[xxviii], 11-437, [1 errata] pp. Double-page map, a few woodcuts in text. (12mo) 16x9.5 cm (6¾x3¾") period full mottled calf, spine gilt, edges speckled red. First Edition.
Gabriel Daniel, historian and controversialist, (1649-1728). In 1683, Daniel was assigned to the professed house of Paris where his extraordinary talents resulted in his being appointed historiographer of France by Louis XIV. Later bookplate of Guyot de St. Michel. Manuscript leaf with a short biography of Daniel inserted at front.

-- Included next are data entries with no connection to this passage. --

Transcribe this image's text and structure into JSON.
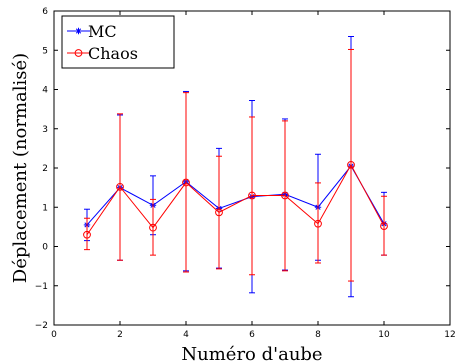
{
  "chart_data": {
    "type": "line",
    "title": "",
    "xlabel": "Numéro d'aube",
    "ylabel": "Déplacement (normalisé)",
    "xlim": [
      0,
      12
    ],
    "ylim": [
      -2,
      6
    ],
    "x_ticks": [
      "0",
      "2",
      "4",
      "6",
      "8",
      "10",
      "12"
    ],
    "y_ticks": [
      "−2",
      "−1",
      "0",
      "1",
      "2",
      "3",
      "4",
      "5",
      "6"
    ],
    "grid": false,
    "legend_position": "top-left",
    "x": [
      1,
      2,
      3,
      4,
      5,
      6,
      7,
      8,
      9,
      10
    ],
    "series": [
      {
        "name": "MC",
        "color": "#0000ff",
        "marker": "star",
        "values": [
          0.55,
          1.5,
          1.05,
          1.65,
          0.97,
          1.27,
          1.33,
          1.0,
          2.05,
          0.58
        ],
        "lower": [
          0.15,
          -0.35,
          0.3,
          -0.62,
          -0.55,
          -1.18,
          -0.6,
          -0.35,
          -1.28,
          -0.22
        ],
        "upper": [
          0.95,
          3.35,
          1.8,
          3.95,
          2.5,
          3.72,
          3.25,
          2.35,
          5.35,
          1.38
        ]
      },
      {
        "name": "Chaos",
        "color": "#ff0000",
        "marker": "circle",
        "values": [
          0.3,
          1.52,
          0.48,
          1.63,
          0.87,
          1.3,
          1.3,
          0.58,
          2.08,
          0.52
        ],
        "lower": [
          -0.08,
          -0.35,
          -0.22,
          -0.65,
          -0.57,
          -0.72,
          -0.62,
          -0.42,
          -0.88,
          -0.22
        ],
        "upper": [
          0.72,
          3.38,
          1.2,
          3.92,
          2.3,
          3.3,
          3.2,
          1.62,
          5.02,
          1.28
        ]
      }
    ]
  }
}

"The idea of the separation of soul from body, reflected in eighteenth-century 'trance' and 'ectasy' often went back to the Cartesian separation of 'mind' and 'matter.' On this theme Gabriel Daniel wrote a full-length cosmic voyage, as well known in England as it was in France.... Descartes, his disciple learned, was not dead, but separated from the matter he had separated from mind, dwelt aloft in an intellectual world of his own creation.... Descartes had reached the new sphere, by an 'Act of Will,' but since unfortunately the 'Will' of his disciple was less potent, he depended for motive power upon a peculiar kind of snuff... On went this disembodied spirit, gaily flying off to explore the indefinite Cartesian universe, after many adventures to arrive in outer space where he found M. Descartes still busily engaged in correcting the mistakes of the Almighty!" [Marjorie Nicolson, Voyages to the Moon.]